The Gold Rush é um dos maiores clássicos de Chaplin e aquele que o próprio considerava o seu preferido. Aliás, chegou mesmo a dizer que era o filme pelo qual gostava de ser recordado. Talvez por isso, em 1942, estreou uma nova versão da obra em cinema, com a sua voz-off a fazer a narração da história e a substituir os intertítulos característicos do cinema mudo. O argumento do filme é simples: durante o período da febre do ouro, o eterno vagabundo parte para o Alasca em busca de riqueza e enfrenta as maiores adversidades que a neve e a fome podem provocar.

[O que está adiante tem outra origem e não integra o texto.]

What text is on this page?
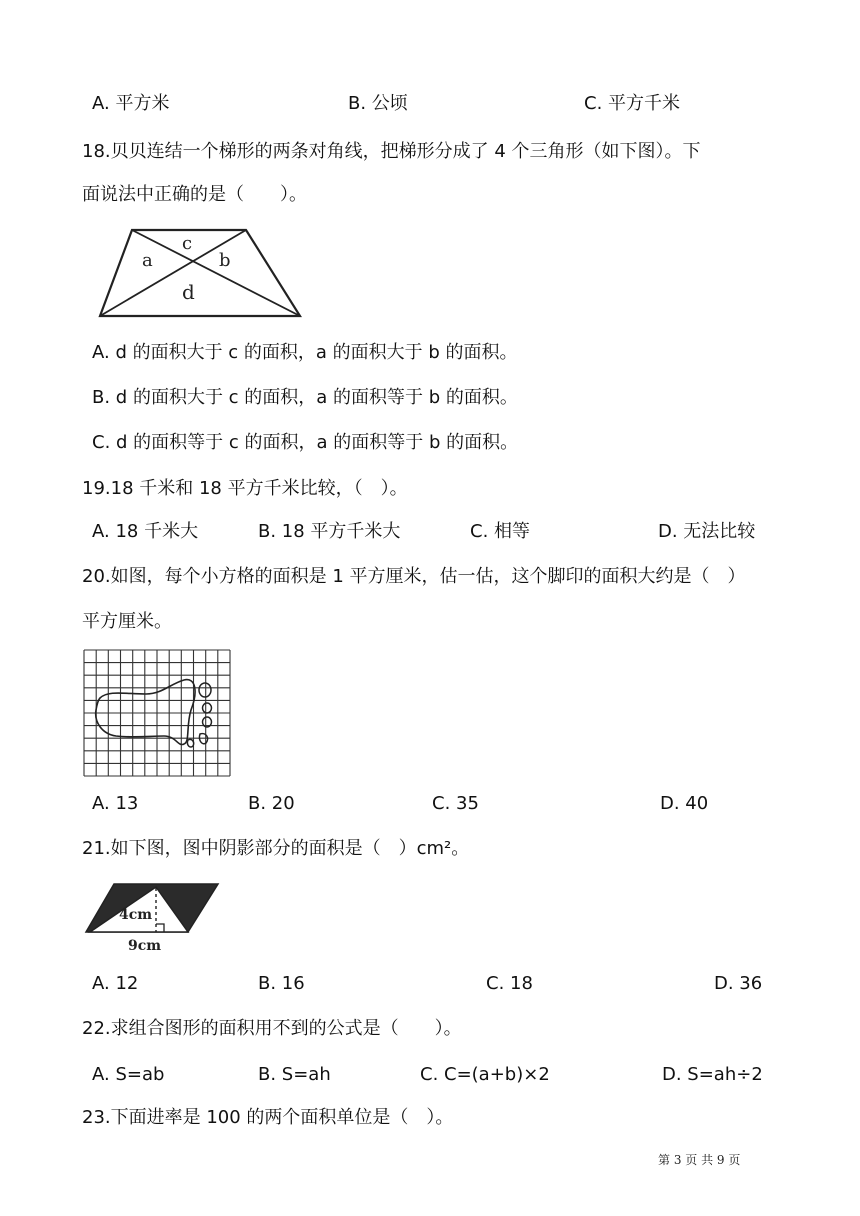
A. 平方米	B. 公顷	C. 平方千米
18.贝贝连结一个梯形的两条对角线，把梯形分成了 4 个三角形（如下图）。下
面说法中正确的是（　　）。
c
a	b
d
A. d 的面积大于 c 的面积，a 的面积大于 b 的面积。
B. d 的面积大于 c 的面积，a 的面积等于 b 的面积。
C. d 的面积等于 c 的面积，a 的面积等于 b 的面积。
19.18 千米和 18 平方千米比较，（　）。
A. 18 千米大	B. 18 平方千米大	C. 相等	D. 无法比较
20.如图，每个小方格的面积是 1 平方厘米，估一估，这个脚印的面积大约是（　）
平方厘米。
A. 13	B. 20	C. 35	D. 40
21.如下图，图中阴影部分的面积是（　）cm²。
4cm
9cm
A. 12	B. 16	C. 18	D. 36
22.求组合图形的面积用不到的公式是（　　）。
A. S=ab	B. S=ah	C. C=(a+b)×2	D. S=ah÷2
23.下面进率是 100 的两个面积单位是（　）。
第 3 页 共 9 页
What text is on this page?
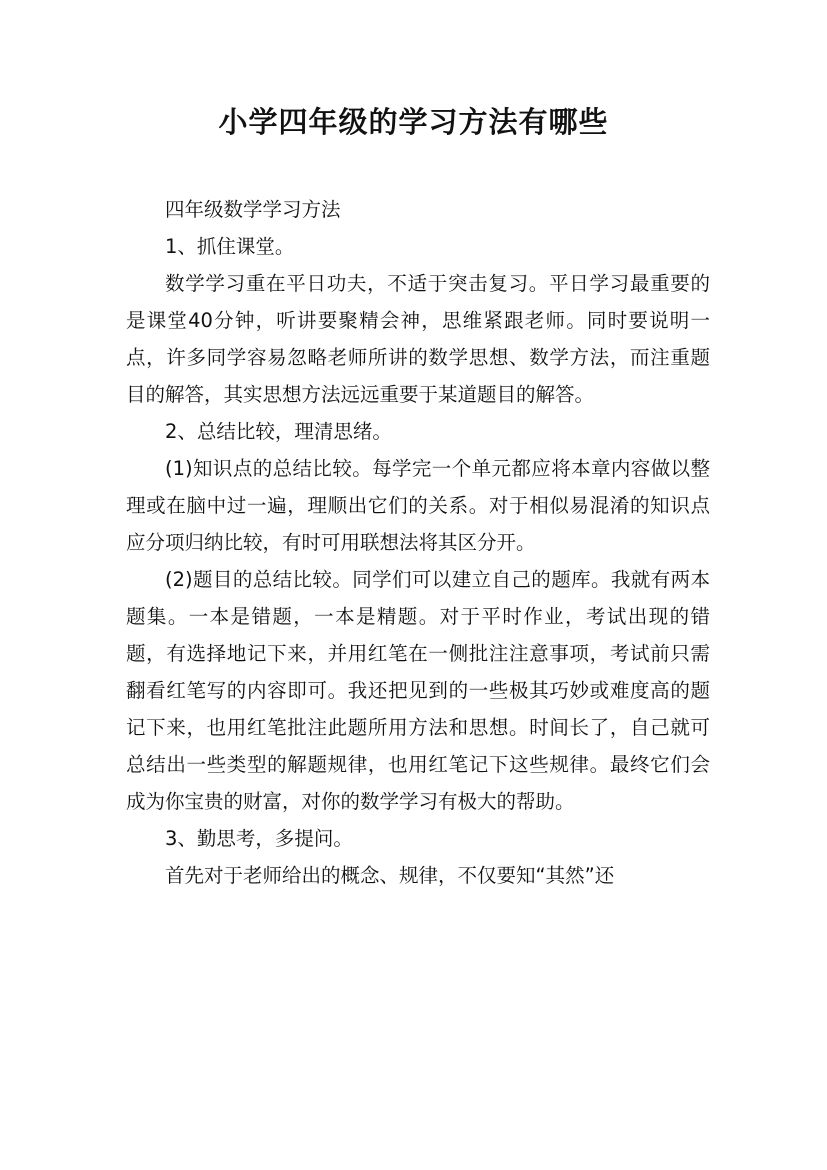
小学四年级的学习方法有哪些

四年级数学学习方法

1、抓住课堂。

数学学习重在平日功夫，不适于突击复习。平日学习最重要的是课堂40分钟，听讲要聚精会神，思维紧跟老师。同时要说明一点，许多同学容易忽略老师所讲的数学思想、数学方法，而注重题目的解答，其实思想方法远远重要于某道题目的解答。

2、总结比较，理清思绪。

(1)知识点的总结比较。每学完一个单元都应将本章内容做以整理或在脑中过一遍，理顺出它们的关系。对于相似易混淆的知识点应分项归纳比较，有时可用联想法将其区分开。

(2)题目的总结比较。同学们可以建立自己的题库。我就有两本题集。一本是错题，一本是精题。对于平时作业，考试出现的错题，有选择地记下来，并用红笔在一侧批注注意事项，考试前只需翻看红笔写的内容即可。我还把见到的一些极其巧妙或难度高的题记下来，也用红笔批注此题所用方法和思想。时间长了，自己就可总结出一些类型的解题规律，也用红笔记下这些规律。最终它们会成为你宝贵的财富，对你的数学学习有极大的帮助。

3、勤思考，多提问。

首先对于老师给出的概念、规律，不仅要知“其然”还
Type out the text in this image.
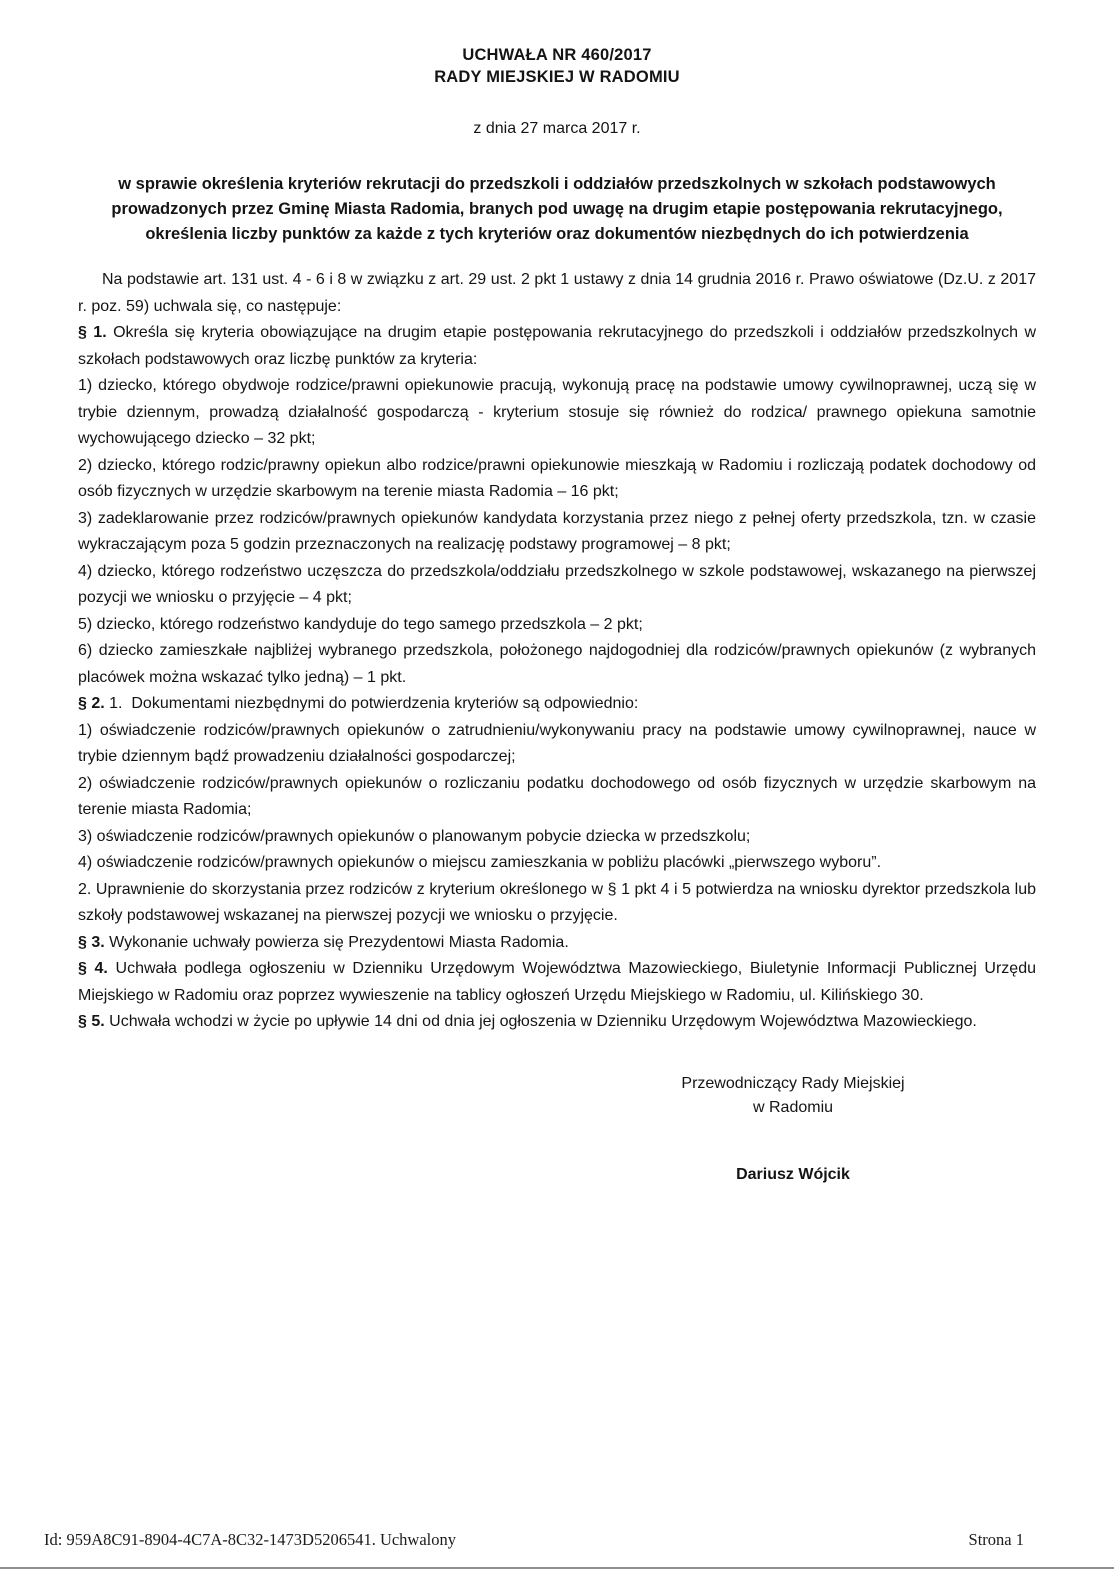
UCHWAŁA NR 460/2017
RADY MIEJSKIEJ W RADOMIU
z dnia 27 marca 2017 r.
w sprawie określenia kryteriów rekrutacji do przedszkoli i oddziałów przedszkolnych w szkołach podstawowych prowadzonych przez Gminę Miasta Radomia, branych pod uwagę na drugim etapie postępowania rekrutacyjnego, określenia liczby punktów za każde z tych kryteriów oraz dokumentów niezbędnych do ich potwierdzenia

Na podstawie art. 131 ust. 4 - 6 i 8 w związku z art. 29 ust. 2 pkt 1 ustawy z dnia 14 grudnia 2016 r. Prawo oświatowe (Dz.U. z 2017 r. poz. 59) uchwala się, co następuje:

§ 1. Określa się kryteria obowiązujące na drugim etapie postępowania rekrutacyjnego do przedszkoli i oddziałów przedszkolnych w szkołach podstawowych oraz liczbę punktów za kryteria:

1) dziecko, którego obydwoje rodzice/prawni opiekunowie pracują, wykonują pracę na podstawie umowy cywilnoprawnej, uczą się w trybie dziennym, prowadzą działalność gospodarczą - kryterium stosuje się również do rodzica/ prawnego opiekuna samotnie wychowującego dziecko – 32 pkt;

2) dziecko, którego rodzic/prawny opiekun albo rodzice/prawni opiekunowie mieszkają w Radomiu i rozliczają podatek dochodowy od osób fizycznych w urzędzie skarbowym na terenie miasta Radomia – 16 pkt;

3) zadeklarowanie przez rodziców/prawnych opiekunów kandydata korzystania przez niego z pełnej oferty przedszkola, tzn. w czasie wykraczającym poza 5 godzin przeznaczonych na realizację podstawy programowej – 8 pkt;

4) dziecko, którego rodzeństwo uczęszcza do przedszkola/oddziału przedszkolnego w szkole podstawowej, wskazanego na pierwszej pozycji we wniosku o przyjęcie – 4 pkt;

5) dziecko, którego rodzeństwo kandyduje do tego samego przedszkola – 2 pkt;

6) dziecko zamieszkałe najbliżej wybranego przedszkola, położonego najdogodniej dla rodziców/prawnych opiekunów (z wybranych placówek można wskazać tylko jedną) – 1 pkt.

§ 2. 1. Dokumentami niezbędnymi do potwierdzenia kryteriów są odpowiednio:

1) oświadczenie rodziców/prawnych opiekunów o zatrudnieniu/wykonywaniu pracy na podstawie umowy cywilnoprawnej, nauce w trybie dziennym bądź prowadzeniu działalności gospodarczej;

2) oświadczenie rodziców/prawnych opiekunów o rozliczaniu podatku dochodowego od osób fizycznych w urzędzie skarbowym na terenie miasta Radomia;

3) oświadczenie rodziców/prawnych opiekunów o planowanym pobycie dziecka w przedszkolu;

4) oświadczenie rodziców/prawnych opiekunów o miejscu zamieszkania w pobliżu placówki „pierwszego wyboru”.

2. Uprawnienie do skorzystania przez rodziców z kryterium określonego w § 1 pkt 4 i 5 potwierdza na wniosku dyrektor przedszkola lub szkoły podstawowej wskazanej na pierwszej pozycji we wniosku o przyjęcie.

§ 3. Wykonanie uchwały powierza się Prezydentowi Miasta Radomia.

§ 4. Uchwała podlega ogłoszeniu w Dzienniku Urzędowym Województwa Mazowieckiego, Biuletynie Informacji Publicznej Urzędu Miejskiego w Radomiu oraz poprzez wywieszenie na tablicy ogłoszeń Urzędu Miejskiego w Radomiu, ul. Kilińskiego 30.

§ 5. Uchwała wchodzi w życie po upływie 14 dni od dnia jej ogłoszenia w Dzienniku Urzędowym Województwa Mazowieckiego.

Przewodniczący Rady Miejskiej
w Radomiu
Dariusz Wójcik
Id: 959A8C91-8904-4C7A-8C32-1473D5206541. Uchwalony	Strona 1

No entanto, são as cenas antológicas que ocorrem durante esta aventura que tornam The Gold Rush numa obra tão memorável. A saber: a cena em que, devido à fome, Big Jim (o companheiro de viagem da personagem central) começa a ter alucinações no meio da cabana em que eles se protegem de uma intempérie, e imagina que o seu amigo se transformou numa galinha enorme; a cena verdadeiramente surreal em que o nosso herói, por falta de alternativas gastronómicas, come o seu próprio sapato, tratando os atacadores como se fossem esparguete, a sola como se fossem um bife, e os pregos os ossos deste; a dança dos pãezinhos que o eterno vagabundo faz, enquanto sonha que está com a sua amada Georgia e as amigas desta, na noite de fim de ano (uma cena que, em 1993, seria homenageada por Johnny Depp no filme Benny and Joon). Nalgumas exibições dos nos 20, os projeccionistas chegaram mesmo a parar a fita e a repetir esta parte, para alegria dos espectadores. Há ainda a cena da cabana a oscilar à beira do precipício e a dança entre Georgia e o nosso herói, em que este, para evitar que as suas calças estejam constantemente a cair, ata uma corda à volta delas para as segurar, sem se aperceber de que preso a essa corda está um cão que acabará por acompanhá-lo durante o resto da dança.

Há, no entanto, uma outra cena, que não costuma ser das mais recordadas do filme, mas que é a minha preferida. E é também um momento que traduz de forma exemplar o contraste de emoções que os filmes de Chaplin tantas vezes nos despertam. É a cena em que o eterno vagabundo convida Georgia para passar com ele a noite de fim de ano. Ela aceita, mas depois de se despedir e de sair da cabana onde ele vive, vai para junto das amigas que a esperam do lado de fora. Todas elas, incluindo Georgia, gozam com o convite que lhe foi feito, pois não levam a sério o nosso herói. Este, no entanto, ignora o que elas pensam verdadeiramente dele. Por isso, quando fica sozinho na sua cabana, crente de que o sentimento que tem por Georgia é recíproco, a sua alegria é tão grande que desata a pontapear uma mesa, a saltar e a fazer o pino em cima da cama, a pendurar-se no tecto sem receio de se ferir, com a energia de quem não pode controlar o corpo e as emoções que nele correm. Inevitavelmente, acaba por também destruir por completo uma almofada, sendo que as penas desta são filmadas a cair como flocos de neve no meio da cabana.

E nós, espectadores de todas épocas, enquanto rimos com a sua explosão de felicidade, sentimos também um nó na garganta por sabermos que é a felicidade de quem está iludido e irá, em breve, sofrer a humilhação de perceber o que a sua amada sente realmente por ele. No final desse momento eufórico e amargo, Georgia regressa por momentos à cabana, mas só para ir buscar a carteira, pois tinha-se esquecido de a levar. À sua frente, a destruição provocada pela alegria indomável de quem a ama.